A Tactic to Cut I.C.U. Trauma - Get Patients Up -

One of their complaints about getting the patients up and walking is the amount of staff involved. Why not start with simple pressure to the bottom of the feet?

I remember reading years and ago that the Scottish had a pre-walking program for patients. They would apply pressure to the bottom of the feet of their patients prior to get them up and going. This is what the doctors are missing. It is pressure to the bottom of the feet that is important for helping to keep the body organized and on the road to recovery.

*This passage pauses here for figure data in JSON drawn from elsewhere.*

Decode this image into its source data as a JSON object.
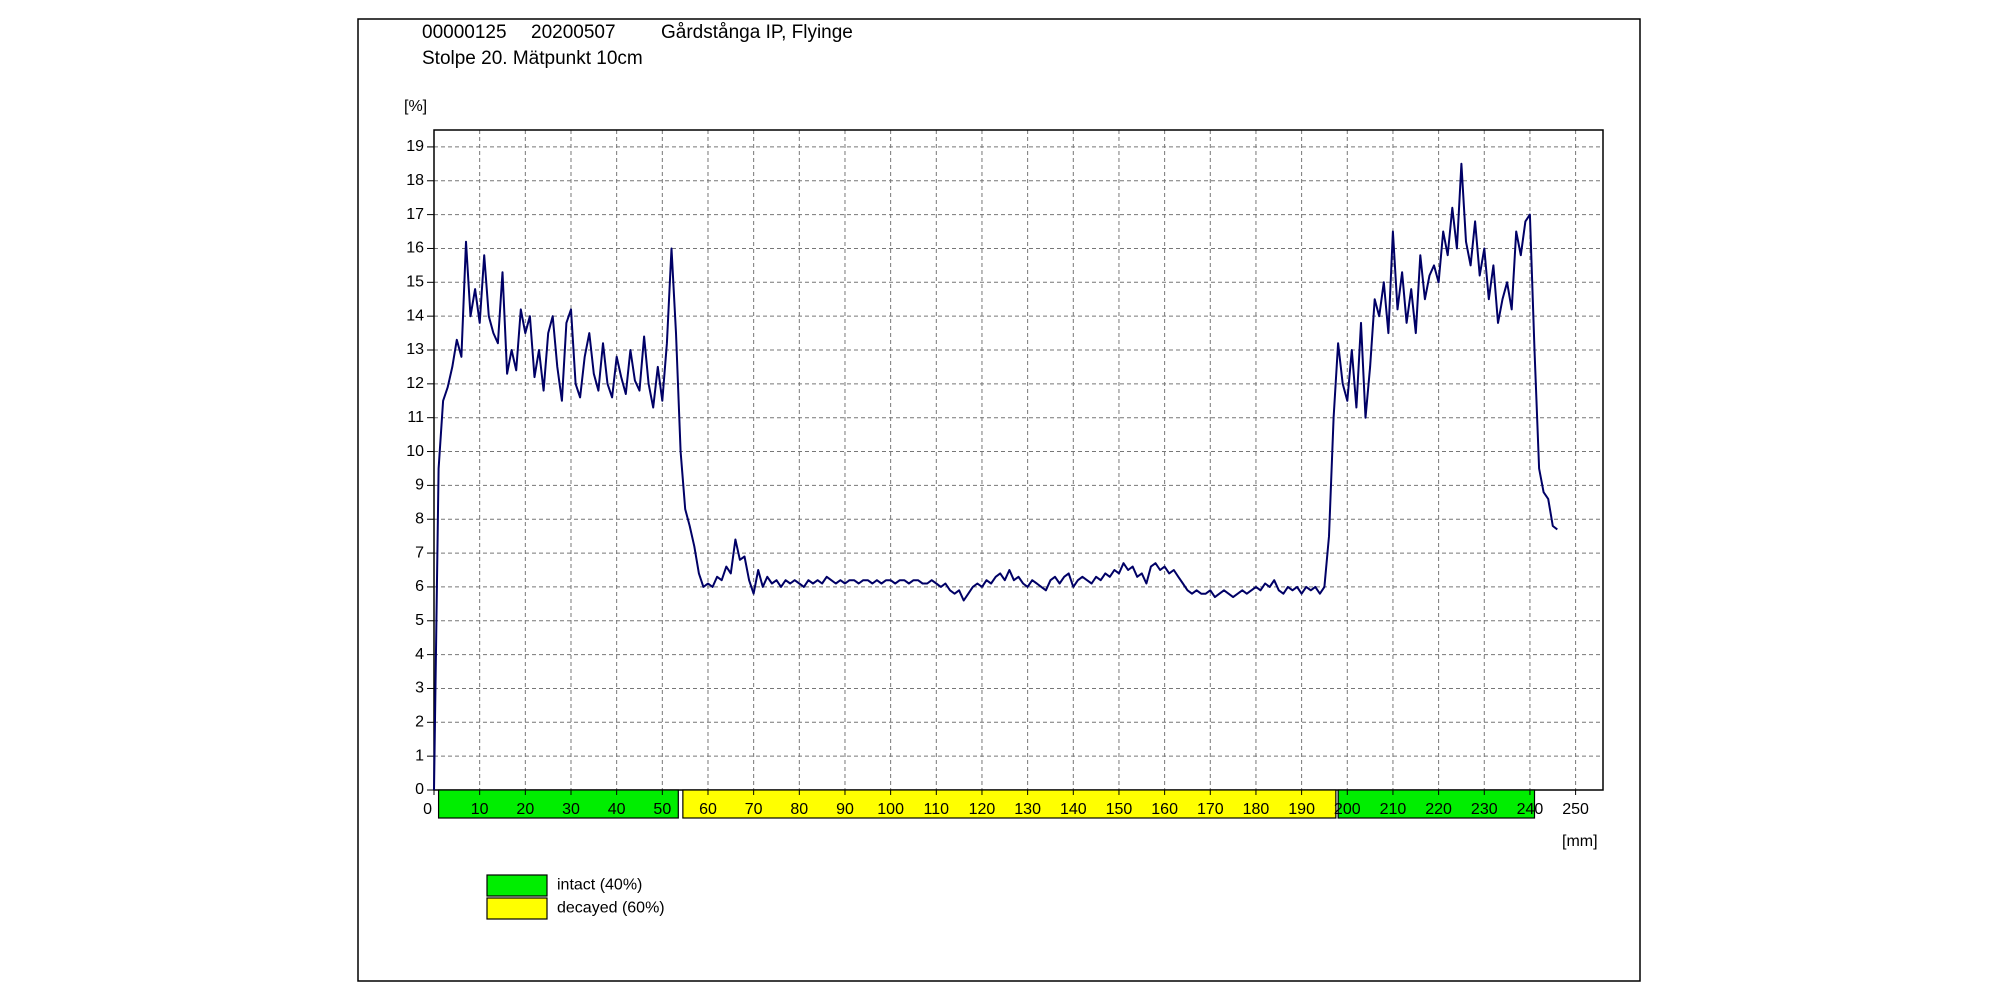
{
  "header": {
    "id": "00000125",
    "date": "20200507",
    "site": "Gårdstånga IP, Flyinge",
    "subtitle": "Stolpe 20. Mätpunkt 10cm"
  },
  "chart_data": {
    "type": "line",
    "y_unit": "[%]",
    "x_unit": "[mm]",
    "color": "#000066",
    "grid": true,
    "xlim": [
      0,
      256
    ],
    "ylim": [
      0,
      19.5
    ],
    "xticks": [
      0,
      10,
      20,
      30,
      40,
      50,
      60,
      70,
      80,
      90,
      100,
      110,
      120,
      130,
      140,
      150,
      160,
      170,
      180,
      190,
      200,
      210,
      220,
      230,
      240,
      250
    ],
    "yticks": [
      0,
      1,
      2,
      3,
      4,
      5,
      6,
      7,
      8,
      9,
      10,
      11,
      12,
      13,
      14,
      15,
      16,
      17,
      18,
      19
    ],
    "x": [
      0,
      1,
      2,
      3,
      4,
      5,
      6,
      7,
      8,
      9,
      10,
      11,
      12,
      13,
      14,
      15,
      16,
      17,
      18,
      19,
      20,
      21,
      22,
      23,
      24,
      25,
      26,
      27,
      28,
      29,
      30,
      31,
      32,
      33,
      34,
      35,
      36,
      37,
      38,
      39,
      40,
      41,
      42,
      43,
      44,
      45,
      46,
      47,
      48,
      49,
      50,
      51,
      52,
      53,
      54,
      55,
      56,
      57,
      58,
      59,
      60,
      61,
      62,
      63,
      64,
      65,
      66,
      67,
      68,
      69,
      70,
      71,
      72,
      73,
      74,
      75,
      76,
      77,
      78,
      79,
      80,
      81,
      82,
      83,
      84,
      85,
      86,
      87,
      88,
      89,
      90,
      91,
      92,
      93,
      94,
      95,
      96,
      97,
      98,
      99,
      100,
      101,
      102,
      103,
      104,
      105,
      106,
      107,
      108,
      109,
      110,
      111,
      112,
      113,
      114,
      115,
      116,
      117,
      118,
      119,
      120,
      121,
      122,
      123,
      124,
      125,
      126,
      127,
      128,
      129,
      130,
      131,
      132,
      133,
      134,
      135,
      136,
      137,
      138,
      139,
      140,
      141,
      142,
      143,
      144,
      145,
      146,
      147,
      148,
      149,
      150,
      151,
      152,
      153,
      154,
      155,
      156,
      157,
      158,
      159,
      160,
      161,
      162,
      163,
      164,
      165,
      166,
      167,
      168,
      169,
      170,
      171,
      172,
      173,
      174,
      175,
      176,
      177,
      178,
      179,
      180,
      181,
      182,
      183,
      184,
      185,
      186,
      187,
      188,
      189,
      190,
      191,
      192,
      193,
      194,
      195,
      196,
      197,
      198,
      199,
      200,
      201,
      202,
      203,
      204,
      205,
      206,
      207,
      208,
      209,
      210,
      211,
      212,
      213,
      214,
      215,
      216,
      217,
      218,
      219,
      220,
      221,
      222,
      223,
      224,
      225,
      226,
      227,
      228,
      229,
      230,
      231,
      232,
      233,
      234,
      235,
      236,
      237,
      238,
      239,
      240,
      241,
      242,
      243,
      244,
      245,
      246
    ],
    "values": [
      0,
      9.5,
      11.5,
      11.9,
      12.5,
      13.3,
      12.8,
      16.2,
      14.0,
      14.8,
      13.8,
      15.8,
      14.0,
      13.5,
      13.2,
      15.3,
      12.3,
      13.0,
      12.4,
      14.2,
      13.5,
      14.0,
      12.2,
      13.0,
      11.8,
      13.5,
      14.0,
      12.5,
      11.5,
      13.8,
      14.2,
      12.0,
      11.6,
      12.8,
      13.5,
      12.3,
      11.8,
      13.2,
      12.0,
      11.6,
      12.8,
      12.2,
      11.7,
      13.0,
      12.1,
      11.8,
      13.4,
      12.0,
      11.3,
      12.5,
      11.5,
      13.2,
      16.0,
      13.5,
      10.0,
      8.3,
      7.8,
      7.2,
      6.4,
      6.0,
      6.1,
      6.0,
      6.3,
      6.2,
      6.6,
      6.4,
      7.4,
      6.8,
      6.9,
      6.2,
      5.8,
      6.5,
      6.0,
      6.3,
      6.1,
      6.2,
      6.0,
      6.2,
      6.1,
      6.2,
      6.1,
      6.0,
      6.2,
      6.1,
      6.2,
      6.1,
      6.3,
      6.2,
      6.1,
      6.2,
      6.1,
      6.2,
      6.2,
      6.1,
      6.2,
      6.2,
      6.1,
      6.2,
      6.1,
      6.2,
      6.2,
      6.1,
      6.2,
      6.2,
      6.1,
      6.2,
      6.2,
      6.1,
      6.1,
      6.2,
      6.1,
      6.0,
      6.1,
      5.9,
      5.8,
      5.9,
      5.6,
      5.8,
      6.0,
      6.1,
      6.0,
      6.2,
      6.1,
      6.3,
      6.4,
      6.2,
      6.5,
      6.2,
      6.3,
      6.1,
      6.0,
      6.2,
      6.1,
      6.0,
      5.9,
      6.2,
      6.3,
      6.1,
      6.3,
      6.4,
      6.0,
      6.2,
      6.3,
      6.2,
      6.1,
      6.3,
      6.2,
      6.4,
      6.3,
      6.5,
      6.4,
      6.7,
      6.5,
      6.6,
      6.3,
      6.4,
      6.1,
      6.6,
      6.7,
      6.5,
      6.6,
      6.4,
      6.5,
      6.3,
      6.1,
      5.9,
      5.8,
      5.9,
      5.8,
      5.8,
      5.9,
      5.7,
      5.8,
      5.9,
      5.8,
      5.7,
      5.8,
      5.9,
      5.8,
      5.9,
      6.0,
      5.9,
      6.1,
      6.0,
      6.2,
      5.9,
      5.8,
      6.0,
      5.9,
      6.0,
      5.8,
      6.0,
      5.9,
      6.0,
      5.8,
      6.0,
      7.5,
      11.0,
      13.2,
      12.0,
      11.5,
      13.0,
      11.3,
      13.8,
      11.0,
      12.5,
      14.5,
      14.0,
      15.0,
      13.5,
      16.5,
      14.2,
      15.3,
      13.8,
      14.8,
      13.5,
      15.8,
      14.5,
      15.2,
      15.5,
      15.0,
      16.5,
      15.8,
      17.2,
      16.0,
      18.5,
      16.2,
      15.5,
      16.8,
      15.2,
      16.0,
      14.5,
      15.5,
      13.8,
      14.5,
      15.0,
      14.2,
      16.5,
      15.8,
      16.8,
      17.0,
      13.0,
      9.5,
      8.8,
      8.6,
      7.8,
      7.7
    ],
    "zones": [
      {
        "start": 1,
        "end": 53.5,
        "color": "#00ee00"
      },
      {
        "start": 54.5,
        "end": 197.5,
        "color": "#ffff00"
      },
      {
        "start": 198,
        "end": 241,
        "color": "#00ee00"
      }
    ],
    "legend": [
      {
        "label": "intact (40%)",
        "color": "#00ee00"
      },
      {
        "label": "decayed (60%)",
        "color": "#ffff00"
      }
    ]
  }
}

The services of a reflexologist would be beneficial on a number of different levels. I been in ICU a lot with very good results. People were out of ICU quicker than projected.

Also why not a mechanical contraption that would simply put alternating pressure to the bottom of the feet? They have devices for shifting the pitch of the bed to prevent bedsores. Why not something to apply pressure to the bottom of the feet? Simple.

The Russian years ago did a study where they kept people in bed for a year. Horrible things happened to the subjects. Teeth fell out. Bone density was lost. Widespread depression was rampant. Digestion went to hell and so forth.

We need some stress from weight-bearing to stay well. Pressure to the bottom of the feet could help do keep us well. In fact, why just use it just in ICU. All patients face a decline from being confined to a bed even if it is less than ICU patients. Then there are those confined to a wheelchair.

What other uses can you find for such a contraption? Would you have reflexologist come to see you if you were in ICU?